Australian Brothels Make Certain Taxpayers are Screwed: According to the Daily Telegraph, about 80 of the nation's (legal) brothels have been calling their "massage with happy ending" services "therapeutic" and billing apparently unsuspecting health insurers. Thanks to the country's involvement in the health care sector that means the taxpayers are getting jerked around too:
Health Minister Nicola Roxon said her department was investigating the report because public money was involved through government subsidies to health insurance premiums.

"We are interested in public funds being used for health services, and if we have any evidence to the contrary then certainly we would look at how we could take action," she told reporters.
The story was headlined: "No happy ending on rebates from brothels."

You Can Regain That Loving Feeling For 60 Won
: South Korean President Lee Myung-Bak has filed suit to evict a karaoke bar that operates out of a building he owns. Why? 'Cause apparently it is the most awesome karaoke bar ever:
Allegations surfaced before last December's election that female employees provided customers with sexual services in the bar.
So That's Why Daddy Always Volunteers To Pick The Kids Up: Police in San Juan arrested seven women for operating a brothel that was disguised as a child day-care center:
The establishment had been registered as a "family training and childhood development center."

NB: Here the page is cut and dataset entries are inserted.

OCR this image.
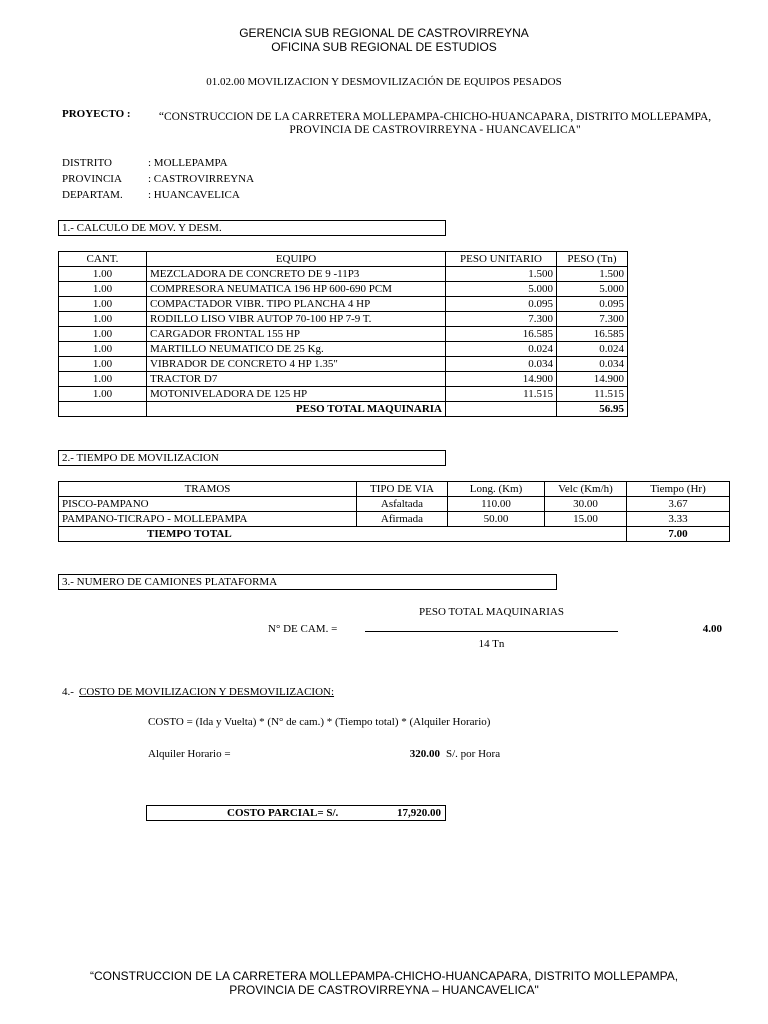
GERENCIA SUB REGIONAL DE CASTROVIRREYNA
OFICINA SUB REGIONAL DE ESTUDIOS
01.02.00 MOVILIZACION Y DESMOVILIZACIÓN DE EQUIPOS PESADOS
PROYECTO :	“CONSTRUCCION DE LA CARRETERA MOLLEPAMPA-CHICHO-HUANCAPARA, DISTRITO MOLLEPAMPA,
PROVINCIA DE CASTROVIRREYNA - HUANCAVELICA"
DISTRITO	: MOLLEPAMPA
PROVINCIA : CASTROVIRREYNA
DEPARTAM. : HUANCAVELICA
1.- CALCULO DE MOV. Y DESM.
CANT.	EQUIPO	PESO UNITARIO	PESO (Tn)
1.00	MEZCLADORA DE CONCRETO DE 9 -11P3	1.500	1.500
1.00	COMPRESORA NEUMATICA 196 HP 600-690 PCM	5.000	5.000
1.00	COMPACTADOR VIBR. TIPO PLANCHA 4 HP	0.095	0.095
1.00	RODILLO LISO VIBR AUTOP 70-100 HP 7-9 T.	7.300	7.300
1.00	CARGADOR FRONTAL 155 HP	16.585	16.585
1.00	MARTILLO NEUMATICO DE 25 Kg.	0.024	0.024
1.00	VIBRADOR DE CONCRETO 4 HP 1.35"	0.034	0.034
1.00	TRACTOR D7	14.900	14.900
1.00	MOTONIVELADORA DE 125 HP	11.515	11.515
	PESO TOTAL MAQUINARIA		56.95
2.- TIEMPO DE MOVILIZACION
TRAMOS	TIPO DE VIA	Long. (Km)	Velc (Km/h)	Tiempo (Hr)
PISCO-PAMPANO	Asfaltada	110.00	30.00	3.67
PAMPANO-TICRAPO - MOLLEPAMPA	Afirmada	50.00	15.00	3.33
TIEMPO TOTAL				7.00
3.- NUMERO DE CAMIONES PLATAFORMA
PESO TOTAL MAQUINARIAS
N° DE CAM. =
14 Tn
4.00
4.- COSTO DE MOVILIZACION Y DESMOVILIZACION:
COSTO = (Ida y Vuelta) * (N° de cam.) * (Tiempo total) * (Alquiler Horario)
Alquiler Horario =	320.00 S/. por Hora
COSTO PARCIAL= S/.	17,920.00
“CONSTRUCCION DE LA CARRETERA MOLLEPAMPA-CHICHO-HUANCAPARA, DISTRITO MOLLEPAMPA,
PROVINCIA DE CASTROVIRREYNA – HUANCAVELICA"
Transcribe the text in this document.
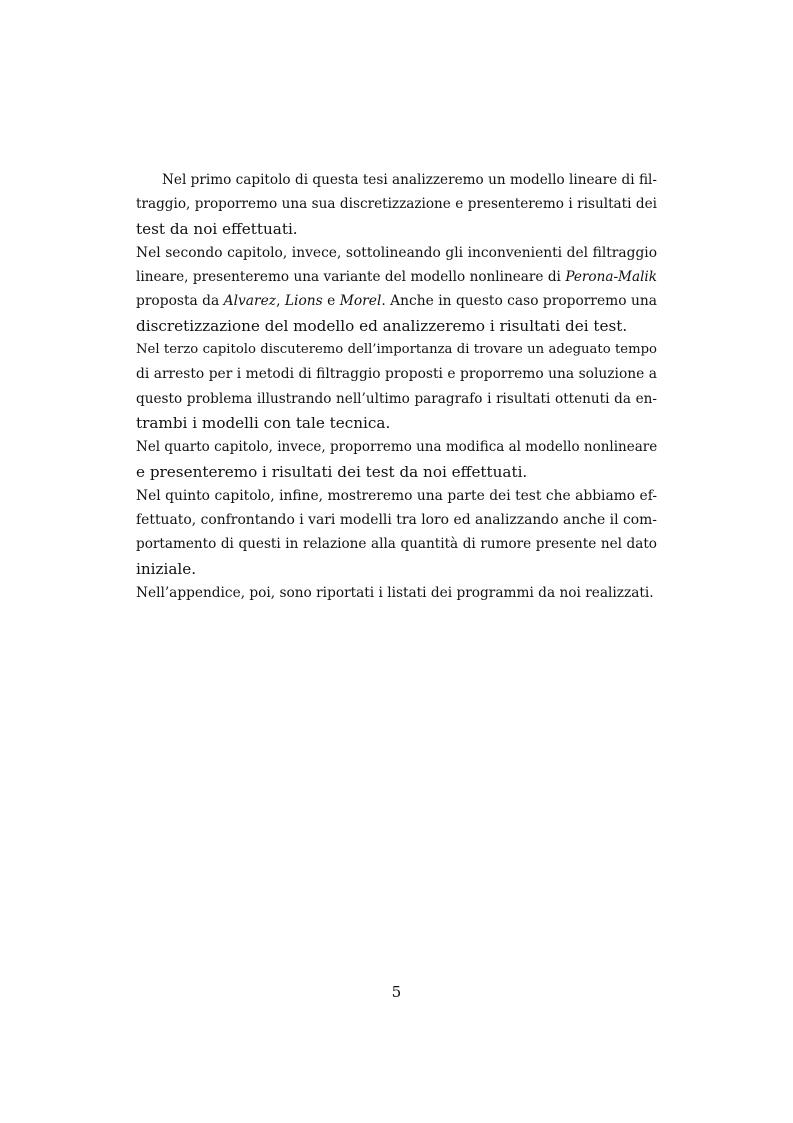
Nel primo capitolo di questa tesi analizzeremo un modello lineare di fil-
traggio, proporremo una sua discretizzazione e presenteremo i risultati dei
test da noi effettuati.
Nel secondo capitolo, invece, sottolineando gli inconvenienti del filtraggio
lineare, presenteremo una variante del modello nonlineare di Perona-Malik
proposta da Alvarez, Lions e Morel. Anche in questo caso proporremo una
discretizzazione del modello ed analizzeremo i risultati dei test.
Nel terzo capitolo discuteremo dell’importanza di trovare un adeguato tempo
di arresto per i metodi di filtraggio proposti e proporremo una soluzione a
questo problema illustrando nell’ultimo paragrafo i risultati ottenuti da en-
trambi i modelli con tale tecnica.
Nel quarto capitolo, invece, proporremo una modifica al modello nonlineare
e presenteremo i risultati dei test da noi effettuati.
Nel quinto capitolo, infine, mostreremo una parte dei test che abbiamo ef-
fettuato, confrontando i vari modelli tra loro ed analizzando anche il com-
portamento di questi in relazione alla quantità di rumore presente nel dato
iniziale.
Nell’appendice, poi, sono riportati i listati dei programmi da noi realizzati.
5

Danish Polls Get Blackballed, Develop Blue Balls: The Danish prostitutes union SIO (Sex Workers Interest Organisation) is urging all prostitutes to boycott any Danish elected official who backs further restrictions on their trade. This follows the proposal by the ruling Liberal Party's Karen Riis-Jørgensen and other officials to bar pols on official business from staying at hotels that are known to allow hookers to operate:
"The hotels are where we work. We can't do it in backyards or in cars. The proposal will force many out into the streets," Sex Worker Sus tells politiken.dk.